Title Andrew Johnson
Artist/Maker William C. McCauslen ( 1860   -   1929 )  
Date Modeled 1900, Carved 1900
Medium Marble
Dimensions h. 32 x w. 28.5 x d. 18.63 in. (h. 81.3 x w. 72.4 x d. 47.3 cm)
Credit Line U.S. Senate Collection
Accession Number 22.00016.000


  • Object Description
  • For the Senate’s Vice Presidential Bust Collection, Andrew Johnson’s daughter, Martha Johnson Patterson of Greeneville, Tennessee, reviewed photographs of various portrait models of her father. She selected one by sculptor William C. McCauslen of Washington, D.C.
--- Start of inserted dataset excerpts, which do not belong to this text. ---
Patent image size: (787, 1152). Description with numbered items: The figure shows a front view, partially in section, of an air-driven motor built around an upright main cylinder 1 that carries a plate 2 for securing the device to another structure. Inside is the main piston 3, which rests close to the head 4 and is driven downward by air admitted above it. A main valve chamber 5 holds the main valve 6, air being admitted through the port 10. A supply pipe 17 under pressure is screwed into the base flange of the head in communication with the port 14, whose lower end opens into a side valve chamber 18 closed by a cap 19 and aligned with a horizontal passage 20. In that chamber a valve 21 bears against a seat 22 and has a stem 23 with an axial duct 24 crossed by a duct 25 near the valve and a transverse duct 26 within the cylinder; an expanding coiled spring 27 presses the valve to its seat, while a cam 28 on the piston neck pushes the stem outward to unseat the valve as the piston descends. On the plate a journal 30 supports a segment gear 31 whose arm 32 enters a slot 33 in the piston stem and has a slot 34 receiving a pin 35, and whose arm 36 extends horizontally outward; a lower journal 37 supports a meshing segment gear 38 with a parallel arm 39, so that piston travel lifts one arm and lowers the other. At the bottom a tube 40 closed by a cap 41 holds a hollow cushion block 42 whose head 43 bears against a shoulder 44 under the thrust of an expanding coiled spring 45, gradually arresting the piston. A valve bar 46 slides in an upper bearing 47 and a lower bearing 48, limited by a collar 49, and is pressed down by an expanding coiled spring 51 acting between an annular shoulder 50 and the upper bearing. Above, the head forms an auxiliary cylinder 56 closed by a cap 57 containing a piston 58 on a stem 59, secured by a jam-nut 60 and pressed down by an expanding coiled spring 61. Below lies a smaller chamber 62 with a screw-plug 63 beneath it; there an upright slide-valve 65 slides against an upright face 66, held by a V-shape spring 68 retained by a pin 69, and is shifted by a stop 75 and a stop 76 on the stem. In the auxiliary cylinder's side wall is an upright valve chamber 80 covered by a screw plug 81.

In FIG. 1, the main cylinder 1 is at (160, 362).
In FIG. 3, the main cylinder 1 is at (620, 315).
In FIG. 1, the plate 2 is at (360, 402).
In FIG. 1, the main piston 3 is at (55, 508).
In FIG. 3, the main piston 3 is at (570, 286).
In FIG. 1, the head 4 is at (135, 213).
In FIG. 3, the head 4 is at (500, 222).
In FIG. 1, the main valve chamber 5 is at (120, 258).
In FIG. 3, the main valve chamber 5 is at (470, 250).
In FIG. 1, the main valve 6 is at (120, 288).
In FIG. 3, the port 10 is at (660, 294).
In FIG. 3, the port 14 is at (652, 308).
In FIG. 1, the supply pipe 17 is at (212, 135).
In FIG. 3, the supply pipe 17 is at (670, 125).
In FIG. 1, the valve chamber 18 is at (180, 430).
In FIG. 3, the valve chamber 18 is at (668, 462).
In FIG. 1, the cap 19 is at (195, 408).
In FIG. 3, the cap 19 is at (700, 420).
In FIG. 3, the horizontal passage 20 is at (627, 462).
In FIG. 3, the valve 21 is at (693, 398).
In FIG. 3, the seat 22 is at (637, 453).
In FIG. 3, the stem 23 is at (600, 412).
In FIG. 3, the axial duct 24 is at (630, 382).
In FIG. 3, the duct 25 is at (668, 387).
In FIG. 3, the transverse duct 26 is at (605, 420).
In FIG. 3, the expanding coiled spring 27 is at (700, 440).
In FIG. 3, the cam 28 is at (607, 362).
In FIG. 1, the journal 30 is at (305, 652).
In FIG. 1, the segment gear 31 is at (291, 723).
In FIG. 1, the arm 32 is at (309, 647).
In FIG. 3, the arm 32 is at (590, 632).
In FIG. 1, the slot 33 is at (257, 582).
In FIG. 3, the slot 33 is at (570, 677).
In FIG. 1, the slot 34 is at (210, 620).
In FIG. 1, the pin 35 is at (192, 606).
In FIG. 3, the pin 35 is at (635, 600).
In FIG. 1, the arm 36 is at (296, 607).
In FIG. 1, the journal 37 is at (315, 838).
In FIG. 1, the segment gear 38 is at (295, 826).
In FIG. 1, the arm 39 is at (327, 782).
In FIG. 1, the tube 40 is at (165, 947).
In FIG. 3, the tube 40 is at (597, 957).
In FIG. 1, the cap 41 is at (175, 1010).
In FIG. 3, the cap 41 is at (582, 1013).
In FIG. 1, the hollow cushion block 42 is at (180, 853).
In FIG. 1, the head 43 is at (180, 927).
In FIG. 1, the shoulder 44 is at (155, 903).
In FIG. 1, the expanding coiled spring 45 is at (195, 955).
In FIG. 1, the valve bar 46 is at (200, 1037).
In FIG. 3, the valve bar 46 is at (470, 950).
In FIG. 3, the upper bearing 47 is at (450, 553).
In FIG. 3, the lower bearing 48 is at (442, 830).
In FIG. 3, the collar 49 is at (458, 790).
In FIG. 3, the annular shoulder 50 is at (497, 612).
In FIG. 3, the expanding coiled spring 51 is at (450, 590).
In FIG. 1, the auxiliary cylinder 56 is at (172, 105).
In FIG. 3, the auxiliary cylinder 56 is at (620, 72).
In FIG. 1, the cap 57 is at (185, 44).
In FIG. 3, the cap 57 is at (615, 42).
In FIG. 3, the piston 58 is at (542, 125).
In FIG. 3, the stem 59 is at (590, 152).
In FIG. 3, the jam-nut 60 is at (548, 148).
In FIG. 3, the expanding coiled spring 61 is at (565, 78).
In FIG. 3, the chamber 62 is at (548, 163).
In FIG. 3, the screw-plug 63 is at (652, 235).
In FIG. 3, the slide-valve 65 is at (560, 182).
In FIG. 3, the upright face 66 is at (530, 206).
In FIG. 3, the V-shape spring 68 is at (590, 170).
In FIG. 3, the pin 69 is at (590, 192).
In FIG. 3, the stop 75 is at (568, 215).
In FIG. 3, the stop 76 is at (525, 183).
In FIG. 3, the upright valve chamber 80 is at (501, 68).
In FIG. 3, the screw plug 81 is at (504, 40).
    In writing to Senator George Peabody Wetmore of Rhode Island, chairman of the Joint Committee on the Library, Patterson noted: “I am no critic, but think I am the best judge and hope my preferences will be considered.” In actuality, Johnson’s modest daughter, who was the wife of Senator David Trotter Patterson of Tennessee, had both an artistic eye and strong political credentials for such a task. During her father’s years in office, she served as White House hostess in place of her invalid mother. In 1866-67 the president’s daughter personally directed extensive remodeling and redecorating at the White House. While exploring the attic, she discovered a series of forgotten portraits of Presidents John Quincy Adams, Van Buren, Tyler, Polk, Fillmore and Pierce by famed portraitist George P.A. Healy. The series, commissioned by Congress in 1857, had been interrupted by the Civil War, with the completed but unframed paintings relegated to the attic. When Patterson showed her father her discovery, the delighted president secured an appropriation for framing the portraits. Patterson then had the works hung in the transverse hall on the state floor outside the state parlors in 1867.

    Now, more than three decades later, the president’s daughter again exerted her influence. Her choice of the Ohio-born McCauslen was heeded. On February 23, 1900, Wetmore authorized McCauslen, who had already depicted Vice Presidents William R. King and John Tyler, to execute the bust of Andrew Johnson for the Senate’s memorial series.

  • Signatures, Inscriptions, and Markings
  • Unsigned
  • Sitter(s)
  • Johnson, Andrew

    Andrew Johnson, a U.S. representative and senator from Tennessee and vice president and president of the United States, was born in Raleigh, North Carolina. A tailor by trade, Johnson displayed a powerful speaking ability. His support of the working classes advanced a career in local and state politics. Johnson was elected to the U.S. House of Representatives in 1842 and, after serving as governor of Tennessee, was elected to the U.S. Senate in 1857. The only Southern senator who did not withdraw from Congress after the outbreak of the Civil War, Johnson introduced a successful Senate resolution declaring the war to be not an oppressive measure, but rather an action for the defense and maintenance of the Constitution and the Union.

    Appointed military governor of Tennessee in 1862, Johnson kept the state under Union control after Northern victories at Forts Henry and Donelson, and at Shiloh. The National Union Convention nominated Johnson to be Abraham Lincoln's vice presidential running mate in 1864. Sworn in as the 16th vice president in March 1865, he became the 17th president of the United States six weeks later when Lincoln was assassinated. Johnson surprised many by adopting Lincoln's lenient Reconstruction policies. As a result he met with increasing congressional opposition from Radical Republicans, who demanded federal protection of the freedmen of the South. When Johnson suspended Secretary of War Edwin Stanton, the House of Representatives swiftly voted for the president's impeachment, charging that he had violated the Tenure of Office Act.

    On March 5, 1868, the Senate convened as a court of impeachment to consider removing Johnson from the presidency. The effort failed by a single vote to achieve the two-thirds majority necessary to convict the president. Johnson did not run for reelection. After leaving office, he again became active in Tennessee politics. Although Johnson returned to the Senate in 1875, he died within months of taking office.